How to make multiplications faster in STM32G series

DKuro.1 · ‎2020-05-10

Hi,

when I took two variables and perform a multiplication between them with the STM32CubeIDE, the multiplication itself its made automatically with the multiplier module in the fastest way or there is something I need to do/configure to make it faster?

Danish1 · ‎2020-05-10

It depends stm32G you have, and what data-type your variables are.

STM32G0 only has an integer multiplier. The compiler will automatically use it if your variables are integers.

STM32G4 has an integer multiplier and a single-precision floating-point multiplier.

If your variables are integers, the compiler will automatically use the integer multiplier.

If your variables are single-precision floating-point, and you have enabled floating-point calculations in your compiler (no I don't know how to specify this in stm32CubeIDE) then it will use the single-precision floating-point multiplier.

But if one or both of the variables are double-precision (and watch out, C compilers assume and promote to double-precision unless told otherwise) then the multiplication must be done in software.

But the quickest test is to see what assembly-code is generated for the multiply. If it is a subroutine-call then it is done in software.

Hope this helps,

Danish

berendi · ‎2020-05-10

The compiler options are set up according to the capabilities of the MCU at project creation, no need to change them.

The floating-point unit (if there is one) must be enabled in software, it is taken care of in the generated code, but you must do it yourself if you don't use generated code.

SCB->CPACR |= ((3UL << (10*2))|(3UL << (11*2)));  /* set CP10 and CP11 Full Access */

Check the system_stm32g*.c file for the above line.
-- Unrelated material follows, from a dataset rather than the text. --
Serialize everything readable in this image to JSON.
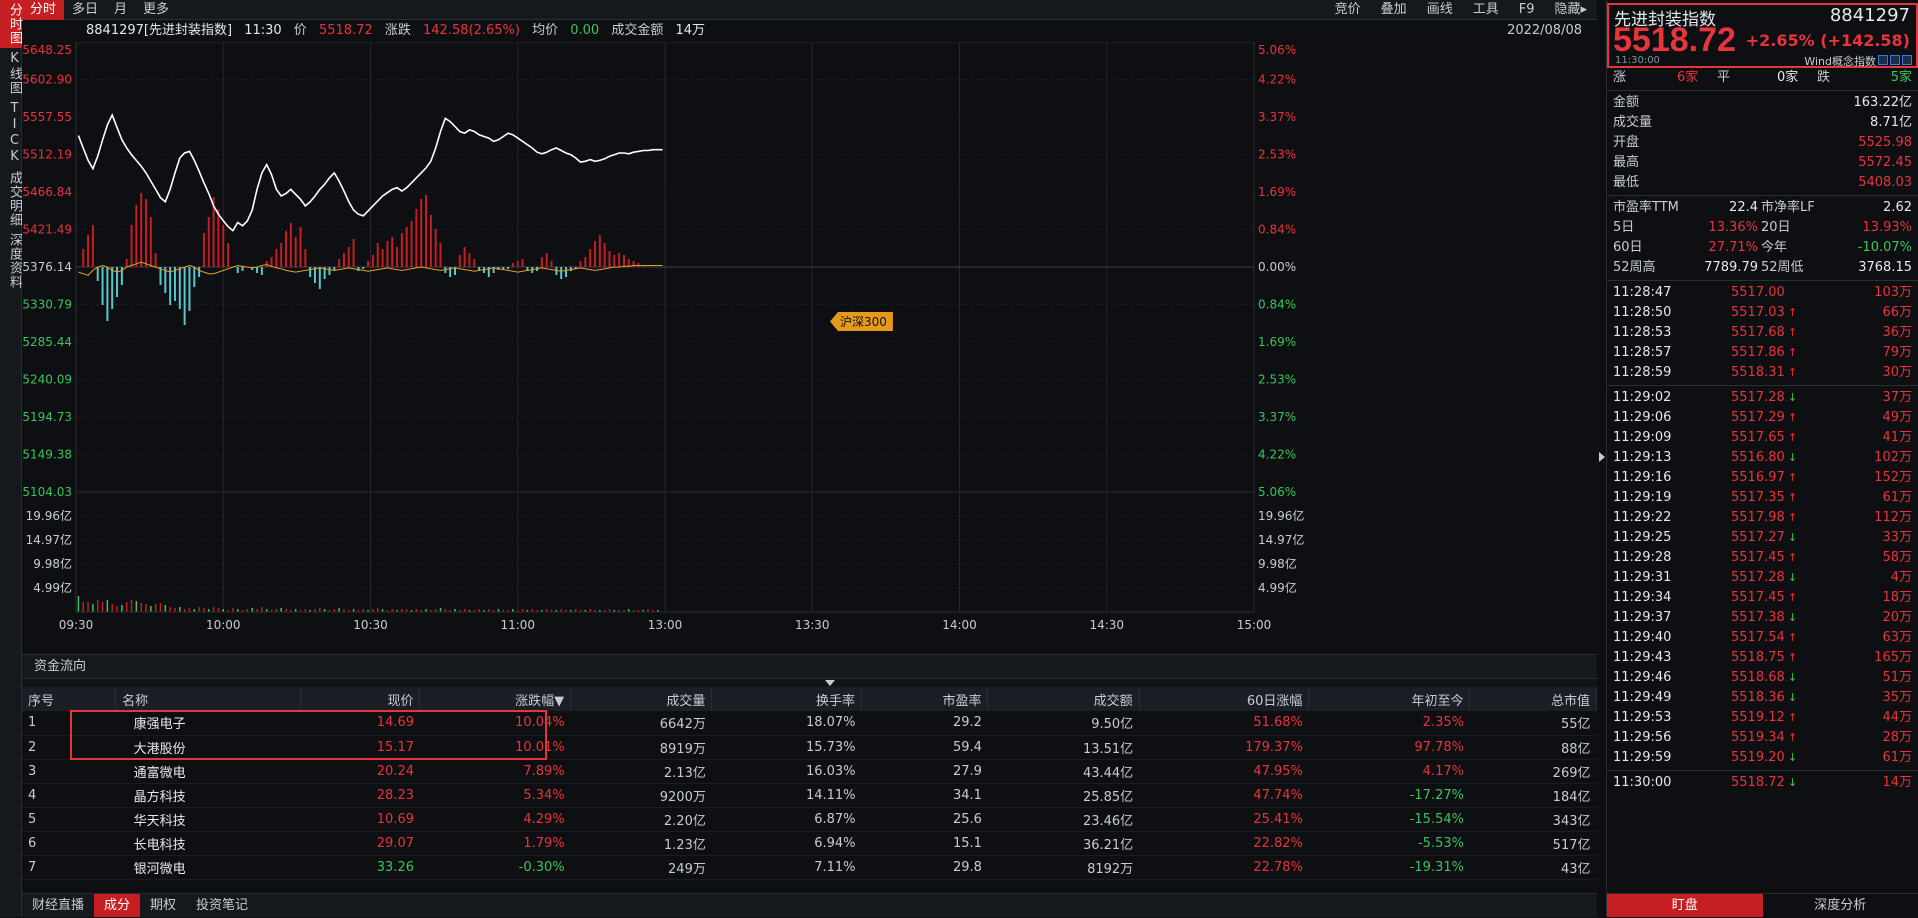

Even if it appears to be grayed out by some #if directives, it will be compiled in, you can verify it in the list file.

DKuro.1 · ‎2020-05-10

Hi brendi, thanks for your answer.

I am using the STM32G474 and the datasheet shows that it has a floating point unit. But, SCB->CPACR is not initialized in the #ifdef part... sttrange right?

What do you recomend me to do?

DKuro.1 · ‎2020-05-10

Hi Danish,

thanks for your answer.

I am using STM32G474 and it seems to have a floating point unit. So do you think that is correct to enable it and just make my multiplications in code and the compiler will find out how to do it on hardware?

if my variables are double precision, can I just cast them?

berendi · ‎2020-05-10

Set a breakpint on the line. Is the debugger able to stop on that line, or skips it? What does the SCB->CPACR register contain before / after that line of code?

DKuro.1 · ‎2020-05-11

It actually passes trough there and sets the register SCB->CPACR to 0xF00000.

So it is using the floating point unit, right?

berendi · ‎2020-05-11

Setting the register enables the floating-point unit on the MCU.

Setting the -mfpu=... and -mfloat-abi=hard compiler options lets the compiler generate instructions that actually use it.

The compiler options are set up automatically to use the FPU, don't change them.

If the compiler options are right, then the macros in the #if line get defined at compilation time, and the FPU will be enabled. Because they are defined by the compiler, not in a header file, the editor mistakenly shows them grayed out.

DKuro.1 · ‎2020-05-11

So helpful, thanks berendi!!

Two questions,

1) So, I just need to multiply a*b in my code and that's it?

2) The FMAC module can make the multiplications faster?

Danish1 · ‎2020-05-11

if my variables are double precision, can I just cast them?

Well yes you can. But is that what you want? Casting will do a time-consuming software conversion from a 64-bit double-precision number to a 32-bit single-precision number. Then (if the option is enabled in the compiler) the fast hardware multiply will happen. But then if the result is to be stored in a double-precision variable or compared with a double-precision threshold, it has to be converted in software back to a 64-bit double-precision number.

So that might end up taking as long or longer than a software double-precision multiply. It's much faster if you store everything in single-precision, so you can minimise the number of conversions, as well as saving memory if you have an array of values. But e.g. numeric constants need the suffix f e.g. 1.0f to tell the C compiler not to start with a double-precision value and promote / convert.

Have you tried looking at the assembly-code generated for one of your multiplies?

I see lines like vmul.f32 s14, s14, s20 and I think the "f32" is a giveaway that this is a hardware single-precision multiply.